テレビは核兵器に勝る武器です。テレビは国民を洗脳する装置です。テレビは国民が知るべき真実を隠しています。本日お昼過ぎ、テレビ朝日のプロデューサーから手紙を頂戴しました。手紙には『テーマから逸脱する発言は控えていただくようお願いいたします。万が一、そのような発言があった場合は、しかるべく対応をさせていただく場合もあることをご承知おきください』とありました。
発言中から幾度も大越キャスターから、テーマと関係ない発言を止めるよう注意を受けていた立花氏。それでも話を止めずに立花氏は、「プロデューサーから電話で、番組から追い出されると言われた」と発言。「追い出される前に」と自身のユーチューブの告知をしようとすると、大越キャスターは「発言を止めていただきましょう。申し訳ありません。その発言は認められませんので、打ち切らせていただきます」と強制終了。その後も党首討論は続けられたが、そこに立花氏の姿はなかった。
過去には国家転覆呼びかけも
参院選は衆院選に比べて、ユニークな政党、候補者が多い傾向にあるが、今回は特にその傾向が顕著だ。中には、ユーチューブのノリで政見放送を行いそうな候補者も少なからず見受けられる。

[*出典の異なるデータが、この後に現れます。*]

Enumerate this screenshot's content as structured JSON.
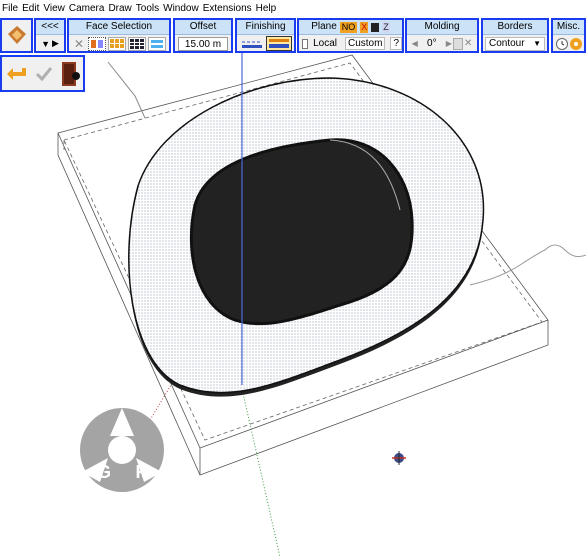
{
  "menu": [
    "File",
    "Edit",
    "View",
    "Camera",
    "Draw",
    "Tools",
    "Window",
    "Extensions",
    "Help"
  ],
  "toolbars": {
    "nav": {
      "label": "<<<"
    },
    "face_selection": {
      "title": "Face Selection"
    },
    "offset": {
      "title": "Offset",
      "value": "15.00 m"
    },
    "finishing": {
      "title": "Finishing"
    },
    "plane": {
      "title": "Plane",
      "no_label": "NO",
      "x_label": "X",
      "z_label": "Z",
      "local_label": "Local",
      "custom_label": "Custom",
      "help_label": "?"
    },
    "molding": {
      "title": "Molding",
      "angle": "0°"
    },
    "borders": {
      "title": "Borders",
      "mode": "Contour"
    },
    "misc": {
      "title": "Misc."
    }
  },
  "watermark": [
    "A",
    "G",
    "R"
  ],
  "colors": {
    "toolbar_border": "#1a3cf0",
    "header_bg": "#cce3f7",
    "accent_orange": "#f0a020",
    "axis_blue": "#4a6ad8"
  }
}
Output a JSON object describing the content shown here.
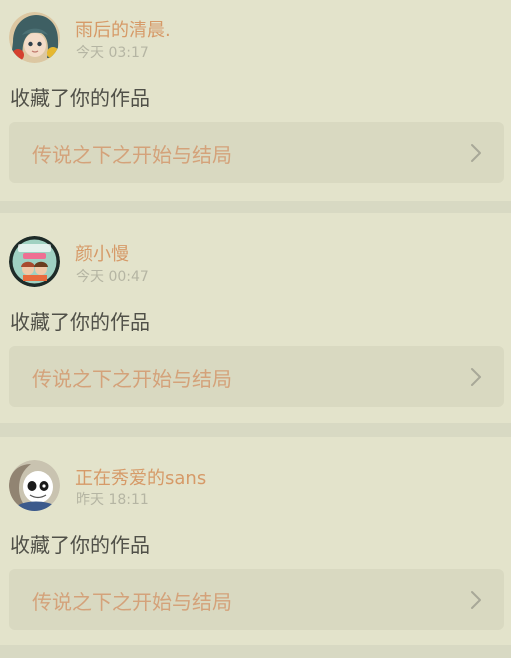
{
  "feed": {
    "items": [
      {
        "user_name": "雨后的清晨.",
        "timestamp": "今天 03:17",
        "action_text": "收藏了你的作品",
        "work_title": "传说之下之开始与结局",
        "avatar_icon": "anime-girl-avatar-icon"
      },
      {
        "user_name": "颜小慢",
        "timestamp": "今天 00:47",
        "action_text": "收藏了你的作品",
        "work_title": "传说之下之开始与结局",
        "avatar_icon": "cartoon-avatar-icon"
      },
      {
        "user_name": "正在秀爱的sans",
        "timestamp": "昨天 18:11",
        "action_text": "收藏了你的作品",
        "work_title": "传说之下之开始与结局",
        "avatar_icon": "sans-avatar-icon"
      }
    ]
  },
  "colors": {
    "page_background": "#d8d9c3",
    "card_background": "#e3e3cb",
    "link_background": "#d9d9c1",
    "username": "#d69a68",
    "work_title": "#d4a27a",
    "action_text": "#505048",
    "timestamp": "#b5b5a3",
    "chevron": "#a8a898"
  }
}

政見放送の始まりは半世紀前にさかのぼる。元東京都知事で、作家・タレントだった青島幸男氏が、1968年の参院選に初当選した直後、当時の佐藤栄作首相に提案して導入されたが、これまでにも数々の「伝説」を生んできた。
今も、一部好事家の間で語り継がれているのが1991年の東京都知事選に出馬した、歌手の内田裕也氏の政見放送だ。冒頭、ジョン・レノンの「Power to the People」とエルビス・プレスリーの「Are You Lonesome Tonight(今夜はひとりかい)」を歌い上げた内田氏。その後、自身の生い立ちや東京都知事選に出馬する理由などをスピーチしたのだが、すべて英語。もちろん、日本語字幕などない。政見放送を見た人のうち、何人が理解できたかか不明だが、面白がった都民の支持を得たのか再選した当時の鈴木俊一知事以下、主要政党が擁立した4人の候補者に続き、無所属無党派では最多の54,654票を集めた。

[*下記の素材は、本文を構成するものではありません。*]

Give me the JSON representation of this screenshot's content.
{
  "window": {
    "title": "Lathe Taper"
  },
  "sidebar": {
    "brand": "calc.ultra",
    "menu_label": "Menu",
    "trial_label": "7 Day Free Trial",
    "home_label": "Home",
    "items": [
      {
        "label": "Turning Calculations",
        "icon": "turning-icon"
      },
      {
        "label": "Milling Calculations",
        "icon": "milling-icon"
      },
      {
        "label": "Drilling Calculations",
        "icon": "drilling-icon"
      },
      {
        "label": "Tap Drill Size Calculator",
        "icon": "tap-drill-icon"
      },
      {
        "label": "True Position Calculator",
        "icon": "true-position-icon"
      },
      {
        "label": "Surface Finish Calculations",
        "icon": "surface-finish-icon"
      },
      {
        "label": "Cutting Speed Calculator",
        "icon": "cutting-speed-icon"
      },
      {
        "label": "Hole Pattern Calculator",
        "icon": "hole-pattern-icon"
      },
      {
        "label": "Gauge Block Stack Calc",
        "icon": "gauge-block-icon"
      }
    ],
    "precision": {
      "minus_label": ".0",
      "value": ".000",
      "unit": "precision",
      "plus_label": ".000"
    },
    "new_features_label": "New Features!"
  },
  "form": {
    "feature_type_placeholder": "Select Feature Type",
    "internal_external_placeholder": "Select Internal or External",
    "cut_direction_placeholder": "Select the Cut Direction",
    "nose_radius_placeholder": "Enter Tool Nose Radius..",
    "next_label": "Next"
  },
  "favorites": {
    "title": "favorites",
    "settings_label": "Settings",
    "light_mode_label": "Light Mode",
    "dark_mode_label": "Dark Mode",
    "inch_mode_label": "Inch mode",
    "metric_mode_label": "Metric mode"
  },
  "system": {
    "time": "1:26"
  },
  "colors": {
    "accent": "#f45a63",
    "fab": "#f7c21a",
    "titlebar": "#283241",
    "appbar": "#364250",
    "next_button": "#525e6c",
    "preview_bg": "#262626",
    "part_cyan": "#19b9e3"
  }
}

今世紀に入ってからは、政治活動家の外山恒一氏が、2007年の東京都知事選に出馬した時の政見放送を覚えている人も多いのではないか。外山氏は政見放送で、国家転覆を呼びかけるために都知事選に出馬したと述べた。
もうこんな国に何も望まない。残された選択肢はただ一つ。こんな国はもう滅ぼすことだ!もはや政府転覆しかない‼少数派の諸君!これを機会に、政府転覆の恐ろしい陰謀を、共に進めていこうではないか。ポスターに連絡先が書いてあるから、選挙期間中でも、終わってからでもかまわない。私に1本電話をいれてくれ。もちろん、選挙権のない未成年の諸君や、東京都以外の諸君でも構わない。我々少数派には、選挙なんか元々全然関係ないんだから。最後に一応言っておく。私が当選したら、奴らはビビる!私もビビる
規定あるものの…、何でもありの政見放送
“伝説”クラスの2人を並べてみると、「政見放送はなんでもありなのか?」と疑問に思う人もいるだろう。実際、何でもありなのだ。

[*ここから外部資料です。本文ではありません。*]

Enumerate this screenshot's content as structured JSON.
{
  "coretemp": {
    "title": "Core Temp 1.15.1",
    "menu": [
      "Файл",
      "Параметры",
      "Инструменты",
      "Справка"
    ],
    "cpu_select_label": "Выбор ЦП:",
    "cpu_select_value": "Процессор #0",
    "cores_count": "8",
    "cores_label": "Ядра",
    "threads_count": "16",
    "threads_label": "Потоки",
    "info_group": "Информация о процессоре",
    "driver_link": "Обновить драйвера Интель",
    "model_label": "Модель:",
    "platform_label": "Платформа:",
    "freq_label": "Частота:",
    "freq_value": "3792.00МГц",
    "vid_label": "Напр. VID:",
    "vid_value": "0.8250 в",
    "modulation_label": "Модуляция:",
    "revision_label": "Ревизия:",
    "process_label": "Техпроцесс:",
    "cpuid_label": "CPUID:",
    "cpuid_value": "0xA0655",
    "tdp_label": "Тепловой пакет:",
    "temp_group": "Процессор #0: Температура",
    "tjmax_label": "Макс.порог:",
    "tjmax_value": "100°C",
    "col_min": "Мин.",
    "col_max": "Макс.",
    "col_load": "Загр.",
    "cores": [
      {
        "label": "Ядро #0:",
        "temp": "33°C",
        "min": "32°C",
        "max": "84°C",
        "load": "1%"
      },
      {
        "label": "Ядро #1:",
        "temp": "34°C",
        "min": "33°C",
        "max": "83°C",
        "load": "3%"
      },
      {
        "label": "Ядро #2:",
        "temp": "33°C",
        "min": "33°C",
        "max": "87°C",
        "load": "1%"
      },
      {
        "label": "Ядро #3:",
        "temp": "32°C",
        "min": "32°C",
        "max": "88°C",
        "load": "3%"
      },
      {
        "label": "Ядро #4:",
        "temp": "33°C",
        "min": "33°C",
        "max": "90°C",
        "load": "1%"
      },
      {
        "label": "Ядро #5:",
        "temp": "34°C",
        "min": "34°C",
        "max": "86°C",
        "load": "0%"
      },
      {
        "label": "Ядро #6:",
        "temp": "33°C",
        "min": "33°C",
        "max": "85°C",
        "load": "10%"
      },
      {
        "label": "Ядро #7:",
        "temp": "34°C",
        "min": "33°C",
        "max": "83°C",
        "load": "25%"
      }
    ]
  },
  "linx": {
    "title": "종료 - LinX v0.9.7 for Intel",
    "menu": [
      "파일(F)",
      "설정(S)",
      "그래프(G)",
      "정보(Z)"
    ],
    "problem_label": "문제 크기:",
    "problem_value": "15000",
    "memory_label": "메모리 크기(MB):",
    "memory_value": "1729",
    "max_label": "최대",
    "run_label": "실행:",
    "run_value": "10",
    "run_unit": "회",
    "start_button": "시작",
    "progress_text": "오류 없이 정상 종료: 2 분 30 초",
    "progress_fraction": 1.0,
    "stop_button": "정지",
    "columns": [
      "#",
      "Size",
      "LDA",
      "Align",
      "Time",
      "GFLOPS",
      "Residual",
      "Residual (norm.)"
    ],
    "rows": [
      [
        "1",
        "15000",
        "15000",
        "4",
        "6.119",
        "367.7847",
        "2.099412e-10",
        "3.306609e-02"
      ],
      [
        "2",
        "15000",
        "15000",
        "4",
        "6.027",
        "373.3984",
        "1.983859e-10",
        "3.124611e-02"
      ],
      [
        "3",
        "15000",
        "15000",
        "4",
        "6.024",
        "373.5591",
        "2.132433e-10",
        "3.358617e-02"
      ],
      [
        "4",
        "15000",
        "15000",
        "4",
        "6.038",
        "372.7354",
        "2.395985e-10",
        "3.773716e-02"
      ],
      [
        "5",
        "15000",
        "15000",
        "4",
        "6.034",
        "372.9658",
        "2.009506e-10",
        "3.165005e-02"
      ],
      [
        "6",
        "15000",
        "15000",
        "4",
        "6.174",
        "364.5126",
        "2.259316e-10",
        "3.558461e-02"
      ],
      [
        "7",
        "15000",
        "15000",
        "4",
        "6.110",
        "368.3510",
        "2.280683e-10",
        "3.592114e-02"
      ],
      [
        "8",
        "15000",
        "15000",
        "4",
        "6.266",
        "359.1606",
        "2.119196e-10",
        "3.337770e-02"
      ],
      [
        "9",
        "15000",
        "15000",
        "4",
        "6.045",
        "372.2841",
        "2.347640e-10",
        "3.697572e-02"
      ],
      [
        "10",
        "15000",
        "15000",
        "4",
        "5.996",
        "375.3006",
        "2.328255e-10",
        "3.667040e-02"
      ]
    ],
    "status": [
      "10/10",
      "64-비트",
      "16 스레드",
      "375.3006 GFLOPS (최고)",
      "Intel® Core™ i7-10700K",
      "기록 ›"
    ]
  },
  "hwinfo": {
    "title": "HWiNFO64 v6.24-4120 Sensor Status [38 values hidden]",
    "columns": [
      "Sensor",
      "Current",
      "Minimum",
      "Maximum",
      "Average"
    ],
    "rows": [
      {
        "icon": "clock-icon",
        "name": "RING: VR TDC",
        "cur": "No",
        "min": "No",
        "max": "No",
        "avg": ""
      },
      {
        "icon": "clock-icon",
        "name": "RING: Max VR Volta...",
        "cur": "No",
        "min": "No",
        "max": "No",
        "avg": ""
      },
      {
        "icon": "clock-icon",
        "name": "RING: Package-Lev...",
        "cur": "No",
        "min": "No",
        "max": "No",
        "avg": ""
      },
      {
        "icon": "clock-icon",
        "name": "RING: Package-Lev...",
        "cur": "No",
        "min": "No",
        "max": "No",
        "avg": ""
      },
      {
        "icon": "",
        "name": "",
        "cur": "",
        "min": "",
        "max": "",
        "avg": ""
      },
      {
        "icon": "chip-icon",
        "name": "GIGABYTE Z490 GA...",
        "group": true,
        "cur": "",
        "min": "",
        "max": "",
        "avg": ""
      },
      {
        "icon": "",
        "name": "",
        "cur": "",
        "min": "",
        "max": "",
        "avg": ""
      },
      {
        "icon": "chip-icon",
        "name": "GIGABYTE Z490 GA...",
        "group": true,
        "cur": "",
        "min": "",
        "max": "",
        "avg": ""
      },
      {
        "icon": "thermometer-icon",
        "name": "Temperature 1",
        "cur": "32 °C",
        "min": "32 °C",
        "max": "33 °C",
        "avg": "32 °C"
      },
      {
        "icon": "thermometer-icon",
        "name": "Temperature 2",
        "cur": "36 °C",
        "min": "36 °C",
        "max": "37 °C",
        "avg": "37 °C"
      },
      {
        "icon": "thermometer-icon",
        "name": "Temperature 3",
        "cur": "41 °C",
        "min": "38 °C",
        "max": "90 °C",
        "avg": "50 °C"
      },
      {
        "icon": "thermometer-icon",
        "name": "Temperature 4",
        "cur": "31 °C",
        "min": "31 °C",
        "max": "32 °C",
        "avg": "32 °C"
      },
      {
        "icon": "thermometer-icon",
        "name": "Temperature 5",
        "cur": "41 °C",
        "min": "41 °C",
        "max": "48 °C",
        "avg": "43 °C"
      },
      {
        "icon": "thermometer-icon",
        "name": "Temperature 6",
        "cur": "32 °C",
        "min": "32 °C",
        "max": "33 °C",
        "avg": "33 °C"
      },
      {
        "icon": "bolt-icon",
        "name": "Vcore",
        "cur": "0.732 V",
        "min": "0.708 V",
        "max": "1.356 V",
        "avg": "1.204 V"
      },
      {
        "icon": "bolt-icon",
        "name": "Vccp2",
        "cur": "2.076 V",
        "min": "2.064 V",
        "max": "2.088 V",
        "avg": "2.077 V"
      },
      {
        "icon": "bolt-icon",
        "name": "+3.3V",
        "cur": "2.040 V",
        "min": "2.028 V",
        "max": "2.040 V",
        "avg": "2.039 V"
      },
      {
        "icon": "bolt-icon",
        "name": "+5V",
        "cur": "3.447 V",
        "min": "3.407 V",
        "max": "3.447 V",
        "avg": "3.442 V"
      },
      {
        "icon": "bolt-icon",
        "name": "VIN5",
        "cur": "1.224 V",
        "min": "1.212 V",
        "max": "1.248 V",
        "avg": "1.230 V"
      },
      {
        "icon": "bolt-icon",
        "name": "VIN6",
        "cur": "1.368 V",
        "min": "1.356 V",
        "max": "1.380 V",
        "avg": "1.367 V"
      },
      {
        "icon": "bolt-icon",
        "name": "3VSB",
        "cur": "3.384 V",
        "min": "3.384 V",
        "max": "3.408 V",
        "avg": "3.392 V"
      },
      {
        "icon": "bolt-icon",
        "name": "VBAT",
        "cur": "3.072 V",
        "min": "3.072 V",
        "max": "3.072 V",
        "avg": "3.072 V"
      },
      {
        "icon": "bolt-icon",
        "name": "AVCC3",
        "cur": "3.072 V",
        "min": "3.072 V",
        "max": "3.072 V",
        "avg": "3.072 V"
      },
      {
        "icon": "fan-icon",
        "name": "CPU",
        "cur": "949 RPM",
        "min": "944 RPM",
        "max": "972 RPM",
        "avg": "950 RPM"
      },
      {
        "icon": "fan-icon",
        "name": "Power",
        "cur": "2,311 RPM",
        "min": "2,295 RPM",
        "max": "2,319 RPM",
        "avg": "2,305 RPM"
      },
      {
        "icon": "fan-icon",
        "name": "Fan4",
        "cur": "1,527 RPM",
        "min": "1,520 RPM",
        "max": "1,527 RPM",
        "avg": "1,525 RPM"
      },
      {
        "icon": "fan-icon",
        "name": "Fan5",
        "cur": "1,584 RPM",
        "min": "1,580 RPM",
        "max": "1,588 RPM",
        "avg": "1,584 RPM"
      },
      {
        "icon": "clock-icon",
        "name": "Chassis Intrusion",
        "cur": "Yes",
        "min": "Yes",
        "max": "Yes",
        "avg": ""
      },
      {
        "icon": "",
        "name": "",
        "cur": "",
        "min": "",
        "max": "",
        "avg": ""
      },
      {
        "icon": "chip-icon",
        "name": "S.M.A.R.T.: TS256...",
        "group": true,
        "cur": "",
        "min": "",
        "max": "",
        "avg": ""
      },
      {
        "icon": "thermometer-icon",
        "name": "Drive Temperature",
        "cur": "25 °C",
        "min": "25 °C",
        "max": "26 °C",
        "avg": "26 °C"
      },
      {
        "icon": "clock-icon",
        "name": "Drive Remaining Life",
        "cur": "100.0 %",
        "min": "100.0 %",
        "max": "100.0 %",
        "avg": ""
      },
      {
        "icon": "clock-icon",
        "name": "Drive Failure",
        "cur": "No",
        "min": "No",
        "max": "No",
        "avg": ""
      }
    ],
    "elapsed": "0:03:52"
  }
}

電波法を根拠に、テレビ局は政見放送の内容を編集することはできない。過去に、差別用語を使用して侮蔑的な発言をした候補者が最高裁まで争われた訴訟で敗訴した例があるくらいだ。一応、「品位を保つ」という規定はあるものの、努力義務だ。
政党の大小、さらに政党に所属していようが無所属だろうが関係なく、どの候補者にも平等に用意されている政見放送。インパクトのある候補者が少なくない今回の参院選では、どのような政見放送が見られるか。